Bangladesh cyber abuse against women: UN data reveals alarming digital safety gap
Synopsis
Key Takeaways
Cyber abuse targeting women in Bangladesh is escalating at a pace that the country's digital infrastructure is ill-equipped to handle, according to an editorial report published by The Daily Star, one of Bangladesh's leading English-language newspapers. The report draws on a landmark April 2026 UN Women study spanning 119 countries to argue that digital connectivity — long celebrated as a development milestone — has become a new arena of violence against women.
The Scale of Online Violence
The UN Women study, cited extensively in the report, found that more than 27 per cent of women globally had received unsolicited sexual advances or unwanted intimate images online, while at least 12 per cent had personal images shared without their consent. The chilling downstream effect: over 40 per cent of women reported self-censoring on social media to avoid harassment, and 19 per cent had withdrawn from professional public discourse altogether.
These figures are not abstract for Bangladesh. Women who participated visibly in the July 2024 protests were reportedly subjected to coordinated cyber campaigns — including fake screenshots, morphed images, and sexual rumours — deployed as tools of intimidation to drive them out of public life. 'The pattern aligns with what researchers document worldwide: technology is being consciously weaponised to silence women who dare to be visible,' the report noted.

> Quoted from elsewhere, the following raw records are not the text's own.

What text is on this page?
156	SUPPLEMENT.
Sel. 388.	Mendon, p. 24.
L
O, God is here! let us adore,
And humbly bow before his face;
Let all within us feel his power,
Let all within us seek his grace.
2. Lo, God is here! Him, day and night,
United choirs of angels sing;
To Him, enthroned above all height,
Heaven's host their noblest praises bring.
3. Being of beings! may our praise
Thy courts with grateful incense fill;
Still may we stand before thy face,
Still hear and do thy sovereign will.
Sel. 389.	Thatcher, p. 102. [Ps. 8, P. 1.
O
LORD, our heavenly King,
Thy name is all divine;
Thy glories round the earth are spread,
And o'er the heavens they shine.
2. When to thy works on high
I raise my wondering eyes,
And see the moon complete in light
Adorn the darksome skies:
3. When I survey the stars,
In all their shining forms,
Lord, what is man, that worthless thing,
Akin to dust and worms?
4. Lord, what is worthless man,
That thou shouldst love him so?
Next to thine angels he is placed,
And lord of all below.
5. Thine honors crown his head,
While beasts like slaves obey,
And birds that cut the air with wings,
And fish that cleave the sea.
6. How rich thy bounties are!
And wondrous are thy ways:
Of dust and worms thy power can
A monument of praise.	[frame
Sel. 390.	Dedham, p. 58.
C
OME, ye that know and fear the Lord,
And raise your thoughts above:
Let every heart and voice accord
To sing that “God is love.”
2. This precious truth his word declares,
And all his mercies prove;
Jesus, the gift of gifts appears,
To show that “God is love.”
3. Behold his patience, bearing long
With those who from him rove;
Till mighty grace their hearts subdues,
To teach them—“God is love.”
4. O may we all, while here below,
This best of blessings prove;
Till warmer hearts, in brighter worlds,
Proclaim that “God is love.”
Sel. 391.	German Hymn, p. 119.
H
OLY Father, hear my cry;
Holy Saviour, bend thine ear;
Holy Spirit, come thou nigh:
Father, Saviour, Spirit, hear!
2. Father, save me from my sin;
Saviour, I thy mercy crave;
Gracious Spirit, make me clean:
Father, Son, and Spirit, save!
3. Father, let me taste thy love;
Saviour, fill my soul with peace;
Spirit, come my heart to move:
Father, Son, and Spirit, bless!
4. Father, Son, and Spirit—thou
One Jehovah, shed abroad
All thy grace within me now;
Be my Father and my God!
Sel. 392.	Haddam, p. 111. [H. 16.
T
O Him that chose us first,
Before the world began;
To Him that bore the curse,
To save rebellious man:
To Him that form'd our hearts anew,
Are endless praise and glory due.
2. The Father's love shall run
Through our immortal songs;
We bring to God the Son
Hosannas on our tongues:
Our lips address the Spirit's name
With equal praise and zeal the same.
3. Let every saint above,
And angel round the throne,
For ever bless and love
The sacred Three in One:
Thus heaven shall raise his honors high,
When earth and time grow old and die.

Where the Legal System Falls Short
Bangladesh does have legal frameworks addressing cybercrime, but institutional responses have been widely criticised as inadequate. According to a 2022-23 study by ActionAid, nearly 65 per cent of women who filed complaints about online harassment saw no action taken. Many survivors, the study found, also described being made to feel responsible for the abuse they experienced — a pattern of institutional re-victimisation that compounds the original harm.
'What makes Bangladesh's position particularly urgent is the gap between its digital ambitions and its protective infrastructure,' the report stated, pointing to a structural disconnect between the country's aspirations and its enforcement reality.
The Structural Gap in Digital Bangladesh
Bangladesh has spent a decade building the scaffolding of a modern digital economy — from mobile banking to e-governance — under the banner of a 'Digital Bangladesh' vision. Yet critics argue that this infrastructure was built without adequately accounting for the safety of half its population. The report describes the internet, for millions of women, as 'another unsafe street.'
Notably, the issue extends beyond individual incidents. The coordinated nature of attacks on women activists during the 2024 protests points to organised misuse of digital tools — a pattern that legal frameworks designed for individual cyber offences are structurally unsuited to address.
What Needs to Change
The report calls for a multi-pronged response that goes well beyond legislation. It advocates for changes in platform design, stronger media ethics that refuse to sensationalise women's trauma, and digital literacy curricula that explicitly cover consent, privacy, and the real-world consequences of online abuse.
'A country cannot celebrate technological progress while half of its population navigates the internet like a minefield,' the report stressed, adding that until women can exist online without the threat of humiliation or violence, 'the promise of a digital future remains precisely that: a promise not yet kept.'
As Bangladesh charts its next phase of digital expansion, the pressure is mounting on policymakers, platform companies, and civil society to ensure that connectivity translates into safety — not just access.